Sapins illuminés dans les villes, hommes vêtus de costumes rouges... « tous ces usages qui paraissaient puérils et baroques au Français visitant les États-Unis (…) se sont implantés et acclimatés en France avec une aisance et une généralité qui sont une leçon à méditer pour l’historien des civilisations », écrit-il en 1952.
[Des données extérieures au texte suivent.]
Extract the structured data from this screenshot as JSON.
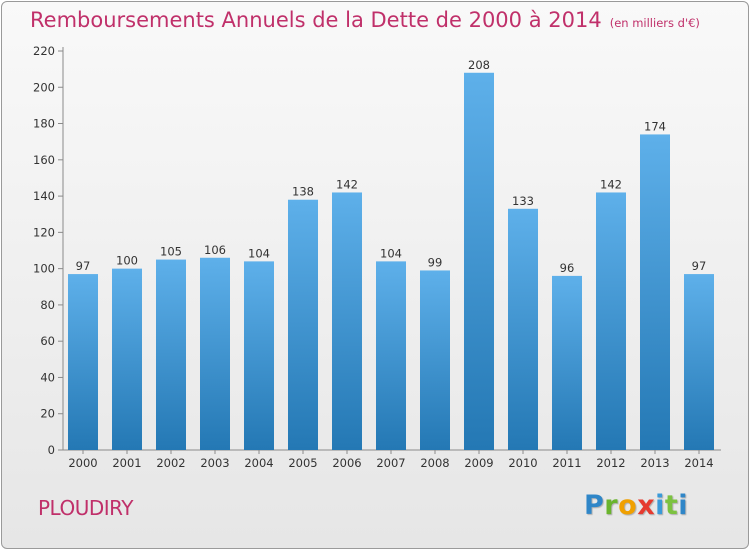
{
  "title": "Remboursements Annuels de la Dette de 2000 à 2014",
  "unit": "(en milliers d'€)",
  "place": "PLOUDIRY",
  "logo_text": "Proxiti",
  "logo_colors": [
    "#2f86c8",
    "#6ab42d",
    "#f0a000",
    "#e63a2f",
    "#3a9ad9",
    "#7cc240",
    "#2f86c8"
  ],
  "colors": {
    "title": "#c0306a",
    "bar_top": "#5eb0ea",
    "bar_bottom": "#2478b4"
  },
  "chart_data": {
    "type": "bar",
    "categories": [
      "2000",
      "2001",
      "2002",
      "2003",
      "2004",
      "2005",
      "2006",
      "2007",
      "2008",
      "2009",
      "2010",
      "2011",
      "2012",
      "2013",
      "2014"
    ],
    "values": [
      97,
      100,
      105,
      106,
      104,
      138,
      142,
      104,
      99,
      208,
      133,
      96,
      142,
      174,
      97
    ],
    "ylim": [
      0,
      220
    ],
    "yticks": [
      0,
      20,
      40,
      60,
      80,
      100,
      120,
      140,
      160,
      180,
      200,
      220
    ],
    "grid": false,
    "data_labels": true
  }
}
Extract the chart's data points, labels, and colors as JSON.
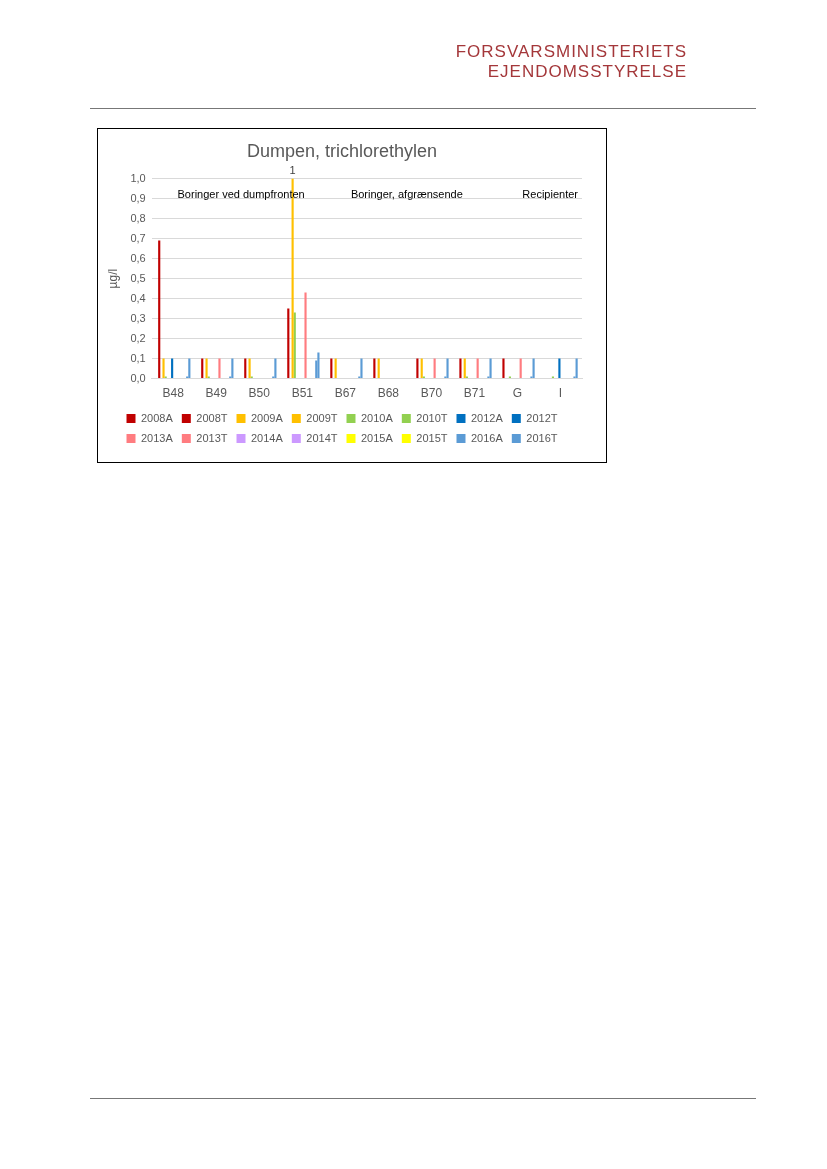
{
  "chart_data": {
    "type": "bar",
    "title": "Dumpen, trichlorethylen",
    "ylabel": "µg/l",
    "categories": [
      "B48",
      "B49",
      "B50",
      "B51",
      "B67",
      "B68",
      "B70",
      "B71",
      "G",
      "I"
    ],
    "ylim": [
      0,
      1
    ],
    "yticks": [
      {
        "value": 0,
        "label": "0,0"
      },
      {
        "value": 0.1,
        "label": "0,1"
      },
      {
        "value": 0.2,
        "label": "0,2"
      },
      {
        "value": 0.3,
        "label": "0,3"
      },
      {
        "value": 0.4,
        "label": "0,4"
      },
      {
        "value": 0.5,
        "label": "0,5"
      },
      {
        "value": 0.6,
        "label": "0,6"
      },
      {
        "value": 0.7,
        "label": "0,7"
      },
      {
        "value": 0.8,
        "label": "0,8"
      },
      {
        "value": 0.9,
        "label": "0,9"
      },
      {
        "value": 1,
        "label": "1,0"
      }
    ],
    "grid": "y",
    "legend": "bottom",
    "series": [
      {
        "name": "2008A",
        "color": "#c00000",
        "values": [
          null,
          null,
          null,
          null,
          null,
          null,
          null,
          null,
          null,
          null
        ]
      },
      {
        "name": "2008T",
        "color": "#c00000",
        "values": [
          0.69,
          0.1,
          0.1,
          0.35,
          0.1,
          0.1,
          0.1,
          0.1,
          0.1,
          null
        ]
      },
      {
        "name": "2009A",
        "color": "#ffc000",
        "values": [
          null,
          null,
          null,
          null,
          null,
          null,
          null,
          null,
          null,
          null
        ]
      },
      {
        "name": "2009T",
        "color": "#ffc000",
        "values": [
          0.1,
          0.1,
          0.1,
          1,
          0.1,
          0.1,
          0.1,
          0.1,
          null,
          null
        ],
        "value_labels": [
          null,
          null,
          null,
          "1",
          null,
          null,
          null,
          null,
          null,
          null
        ]
      },
      {
        "name": "2010A",
        "color": "#92d050",
        "values": [
          0.01,
          0.01,
          0.01,
          0.33,
          null,
          null,
          0.01,
          0.01,
          0.01,
          0.01
        ]
      },
      {
        "name": "2010T",
        "color": "#92d050",
        "values": [
          null,
          null,
          null,
          null,
          null,
          null,
          null,
          null,
          null,
          null
        ]
      },
      {
        "name": "2012A",
        "color": "#0070c0",
        "values": [
          null,
          null,
          null,
          null,
          null,
          null,
          null,
          null,
          null,
          null
        ]
      },
      {
        "name": "2012T",
        "color": "#0070c0",
        "values": [
          0.1,
          null,
          null,
          null,
          null,
          null,
          null,
          null,
          null,
          0.1
        ]
      },
      {
        "name": "2013A",
        "color": "#ff7c80",
        "values": [
          null,
          null,
          null,
          null,
          null,
          null,
          null,
          null,
          null,
          null
        ]
      },
      {
        "name": "2013T",
        "color": "#ff7c80",
        "values": [
          null,
          0.1,
          null,
          0.43,
          null,
          null,
          0.1,
          0.1,
          0.1,
          null
        ]
      },
      {
        "name": "2014A",
        "color": "#cc99ff",
        "values": [
          null,
          null,
          null,
          null,
          null,
          null,
          null,
          null,
          null,
          null
        ]
      },
      {
        "name": "2014T",
        "color": "#cc99ff",
        "values": [
          null,
          null,
          null,
          null,
          null,
          null,
          null,
          null,
          null,
          null
        ]
      },
      {
        "name": "2015A",
        "color": "#ffff00",
        "values": [
          null,
          null,
          null,
          null,
          null,
          null,
          null,
          null,
          null,
          null
        ]
      },
      {
        "name": "2015T",
        "color": "#ffff00",
        "values": [
          null,
          null,
          null,
          null,
          null,
          null,
          null,
          null,
          null,
          null
        ]
      },
      {
        "name": "2016A",
        "color": "#5b9bd5",
        "values": [
          0.01,
          0.01,
          0.01,
          0.09,
          0.01,
          null,
          0.01,
          0.01,
          0.01,
          0.01
        ]
      },
      {
        "name": "2016T",
        "color": "#5b9bd5",
        "values": [
          0.1,
          0.1,
          0.1,
          0.13,
          0.1,
          null,
          0.1,
          0.1,
          0.1,
          0.1
        ]
      }
    ],
    "annotations": [
      "FORSVARSMINISTERIETS EJENDOMSSTYRELSE",
      "Boringer ved dumpfronten",
      "Boringer, afgrænsende",
      "Recipienter"
    ]
  }
}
Pour lui le monde était en marche, bon gré mal gré, et peut-être que l’Eglise avait un train de retard…. Mais nous pouvons aussi nous interroger sur l’argent dépensé, les cadeaux qui ne reflètent pas toujours la solidarité entre les êtres, et le besoin de fêtes en cette fin d’année. Pourquoi l’Eglise a-t-elle voulu que l’enfant Jésus naisse en cette période ?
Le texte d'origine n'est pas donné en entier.